After Brown's death in 1942, Pearce reduced the size of the colony, narrowed the scope of the investigation, and began to organize and report on the huge amounts of data that had been collected, including (but not limited to) information on early senescence, achondroplasia, osteopetrosis, eye defects, cystic disease, and hydrocephalus. Over a period of years, both before and after her retirement in 1950, she continued to analyze and report on the extensive project.

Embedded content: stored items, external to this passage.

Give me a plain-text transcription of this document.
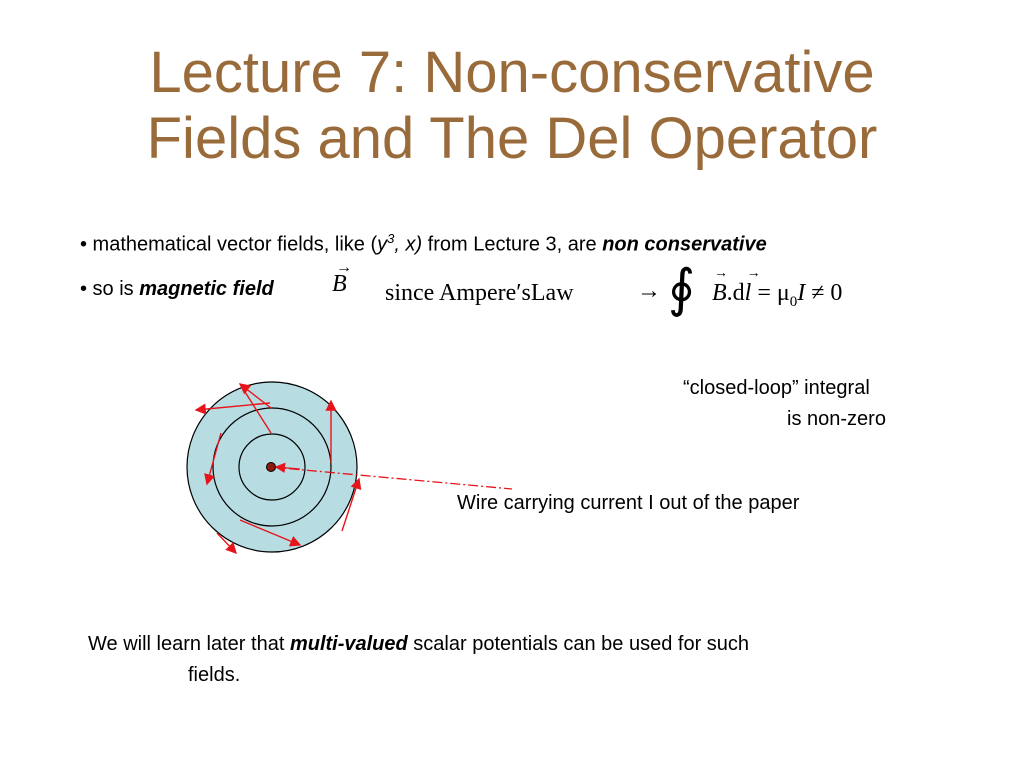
Lecture 7: Non-conservative
Fields and The Del Operator
• mathematical vector fields, like ($y^3$, x) from Lecture 3, are non conservative
• so is magnetic field
→
B since Ampere′sLaw	→ ∮
→ $B.d\to l = \mu_0I \ne 0$
“closed-loop” integral
is non-zero
Wire carrying current I out of the paper
We will learn later that multi-valued scalar potentials can be used for such
fields.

==Professional associations==
- first elected woman member of American Society for Pharmacology and Experimental Therapeutics (ASPET) 1915 (only woman member until 1929)
- appointed trustee, New York Infirmary for Women and Children, 1921
- appointed associate member of the Rockefeller Institute, 1923
- appointed to the General Advisory Council of the American Social Hygiene Association, 1925
- appointed visiting professor of syphilology at Peiping Union Medical College, China, 1931
- appointed to the National Research Council, 1931
- named member of the board of the Corporation of the Philadelphia Women's Medical College, 1941
- director of the Association of University Women, 1945
- president of the Woman's Medical College of Pennsylvania, 1946-1951
- president of the Corporation of the Philadelphia Women's Medical College, 1946; retired, 1951

==Awards and honors==

===Awards===
- Order of the Crown of Belgium (1920 or 1921)
- King Leopold II prize of $10,000, Belgium (1953)
- Officer of the Royal Order of the Lion, Belgium (1953)
- Blackwell Citation from the New York Infirmary for Women and Children (1951), as "an imaginative and creative force in medicine".

===Honorary degrees===
- honorary Doctor of Science, Sc. D., Wilson College (1947)
- honorary Doctor of Letters, Litt. D., Arcadia University (1948)
- honorary Doctor of Science, Sc. D., Bucknell University (1950)
- honorary Doctor of Medical Science, LL. D., Skidmore College (1950)
- honorary Doctor of Medical Science, D.M.S., Woman's Medical College of Pennsylvania (1952)

==Personal life==
For many years, Louise Pearce lived with physician Sara Josephine Baker and author Ida A. R. Wylie. All were members of Heterodoxy, a feminist biweekly luncheon discussion club, of which many members were lesbian or bisexual. In the mid-1930s, after Baker retired, the three women lived together at Trevanna Farm, Skillman, New Jersey. After Baker's death in 1945, Wylie and Pearce continued living there until both died in 1959. Her home was described as a "most delightful and interesting place to live and study. Her shelves were crowded with many old editions of medical treasures, the latest scientific literature and the latest works on international questions. She had a wonderful collection of Chinese carvings and porcelains." Wylie and Pearce are buried alongside each other at Henry Skillman Burying Ground, Trevenna Farm's family cemetery.